If you’re buying saffron, a few practical checks help. Real saffron threads have that trumpet shape with a color gradient from deep red to orange. They release color slowly in water. They taste distinctly bitter and smell sweet and complex. Safflower petals are flat, release color quickly, and taste bland by comparison. Price is also a reliable signal: if “saffron” seems suspiciously cheap, it probably isn’t saffron.
Can You Substitute One for the Other?
Safflower works as a color substitute but not a flavor substitute. If a recipe calls for saffron primarily for its golden tint (as in some rice dishes or broths), safflower petals will give you a similar visual result at a fraction of the cost. You’ll need to use more of it, and the color may lean slightly more orange than saffron’s characteristic gold.

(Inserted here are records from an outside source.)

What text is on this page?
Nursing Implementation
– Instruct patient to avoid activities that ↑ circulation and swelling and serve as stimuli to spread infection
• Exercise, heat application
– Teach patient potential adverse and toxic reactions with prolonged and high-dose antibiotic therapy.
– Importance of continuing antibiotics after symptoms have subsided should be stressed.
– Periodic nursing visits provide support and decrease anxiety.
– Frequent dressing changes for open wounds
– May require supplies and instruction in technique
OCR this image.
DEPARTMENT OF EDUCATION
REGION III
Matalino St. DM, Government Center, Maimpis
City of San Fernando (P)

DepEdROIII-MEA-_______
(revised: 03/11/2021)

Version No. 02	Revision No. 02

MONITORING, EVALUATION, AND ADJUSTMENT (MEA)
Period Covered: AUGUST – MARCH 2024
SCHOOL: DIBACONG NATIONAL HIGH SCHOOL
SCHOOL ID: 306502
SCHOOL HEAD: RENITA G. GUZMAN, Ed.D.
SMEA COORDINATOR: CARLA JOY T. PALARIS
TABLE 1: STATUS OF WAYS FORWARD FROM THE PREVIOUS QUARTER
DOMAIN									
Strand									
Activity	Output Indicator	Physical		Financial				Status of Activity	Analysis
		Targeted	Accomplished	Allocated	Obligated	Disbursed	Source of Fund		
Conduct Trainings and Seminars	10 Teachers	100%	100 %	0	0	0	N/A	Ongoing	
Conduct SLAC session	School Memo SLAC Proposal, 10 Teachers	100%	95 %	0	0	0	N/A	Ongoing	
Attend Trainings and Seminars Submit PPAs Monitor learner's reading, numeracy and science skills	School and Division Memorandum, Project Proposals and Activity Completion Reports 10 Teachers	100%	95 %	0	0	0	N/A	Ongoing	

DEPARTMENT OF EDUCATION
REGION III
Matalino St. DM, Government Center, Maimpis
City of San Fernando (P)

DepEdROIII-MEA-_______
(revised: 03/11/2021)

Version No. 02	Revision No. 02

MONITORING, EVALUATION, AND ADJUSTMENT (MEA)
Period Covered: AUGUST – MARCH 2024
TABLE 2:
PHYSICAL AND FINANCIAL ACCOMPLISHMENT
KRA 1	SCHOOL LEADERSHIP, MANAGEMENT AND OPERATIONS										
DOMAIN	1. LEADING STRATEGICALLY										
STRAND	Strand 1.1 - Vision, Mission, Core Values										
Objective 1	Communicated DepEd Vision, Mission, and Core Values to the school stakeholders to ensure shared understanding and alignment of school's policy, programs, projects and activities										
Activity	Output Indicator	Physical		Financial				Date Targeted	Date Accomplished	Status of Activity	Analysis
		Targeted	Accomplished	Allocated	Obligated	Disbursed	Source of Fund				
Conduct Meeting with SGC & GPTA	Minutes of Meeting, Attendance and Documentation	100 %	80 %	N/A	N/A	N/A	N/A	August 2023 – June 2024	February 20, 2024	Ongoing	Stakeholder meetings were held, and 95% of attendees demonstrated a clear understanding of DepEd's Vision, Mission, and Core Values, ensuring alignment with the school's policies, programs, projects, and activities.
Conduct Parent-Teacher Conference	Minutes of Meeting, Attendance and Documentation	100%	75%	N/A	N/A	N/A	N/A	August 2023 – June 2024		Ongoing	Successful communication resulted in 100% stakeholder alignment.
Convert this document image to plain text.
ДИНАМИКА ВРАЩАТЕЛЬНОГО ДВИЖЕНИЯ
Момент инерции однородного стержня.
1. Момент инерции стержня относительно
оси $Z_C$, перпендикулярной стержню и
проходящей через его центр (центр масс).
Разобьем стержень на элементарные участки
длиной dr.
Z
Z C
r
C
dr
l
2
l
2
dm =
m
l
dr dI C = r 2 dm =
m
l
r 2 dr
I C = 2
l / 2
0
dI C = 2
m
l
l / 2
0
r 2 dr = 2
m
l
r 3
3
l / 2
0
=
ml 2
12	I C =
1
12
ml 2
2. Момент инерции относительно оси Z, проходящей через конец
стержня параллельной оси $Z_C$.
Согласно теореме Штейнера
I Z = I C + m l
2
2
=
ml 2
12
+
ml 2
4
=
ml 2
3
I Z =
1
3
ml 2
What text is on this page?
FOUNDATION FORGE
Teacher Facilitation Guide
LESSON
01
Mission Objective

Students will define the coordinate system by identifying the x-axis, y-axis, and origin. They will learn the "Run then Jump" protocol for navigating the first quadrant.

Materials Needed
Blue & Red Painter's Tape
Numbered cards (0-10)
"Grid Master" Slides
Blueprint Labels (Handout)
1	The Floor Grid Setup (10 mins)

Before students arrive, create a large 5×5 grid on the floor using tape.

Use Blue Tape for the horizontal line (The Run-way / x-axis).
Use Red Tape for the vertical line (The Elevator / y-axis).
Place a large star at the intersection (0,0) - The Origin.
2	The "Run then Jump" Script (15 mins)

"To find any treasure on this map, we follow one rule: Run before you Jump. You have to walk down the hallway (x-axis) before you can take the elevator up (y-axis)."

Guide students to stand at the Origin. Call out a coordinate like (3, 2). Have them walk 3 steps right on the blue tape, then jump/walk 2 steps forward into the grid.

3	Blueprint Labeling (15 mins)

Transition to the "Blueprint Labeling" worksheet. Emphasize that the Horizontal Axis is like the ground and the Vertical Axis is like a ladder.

What you won’t get is the flavor. Saffron’s bitter, floral, honey-like complexity is irreplaceable. No amount of safflower will approximate it. If a recipe depends on saffron’s taste, like a traditional paella, bouillabaisse, or Persian rice, safflower is not an adequate swap. You’ll get color without the soul of the dish.
Different Health Properties
Both plants have histories in traditional medicine, but for different purposes. Saffron has been studied for its antioxidant properties, largely attributed to its carotenoid compounds. It also contains other beneficial plant chemicals like catechin and quercetin, found in the flower’s petals and other parts.
Safflower has a long history in traditional Persian and Chinese medicine for menstrual pain, absence of periods, postpartum abdominal pain, joint pain, and trauma recovery. Modern research has explored safflower’s potential effects on blood clotting, inflammation, and heart tissue injury, though these findings are still in the realm of pharmacological investigation rather than established clinical use.
The two plants contain fundamentally different active compounds, so their health effects are not interchangeable any more than their flavors are.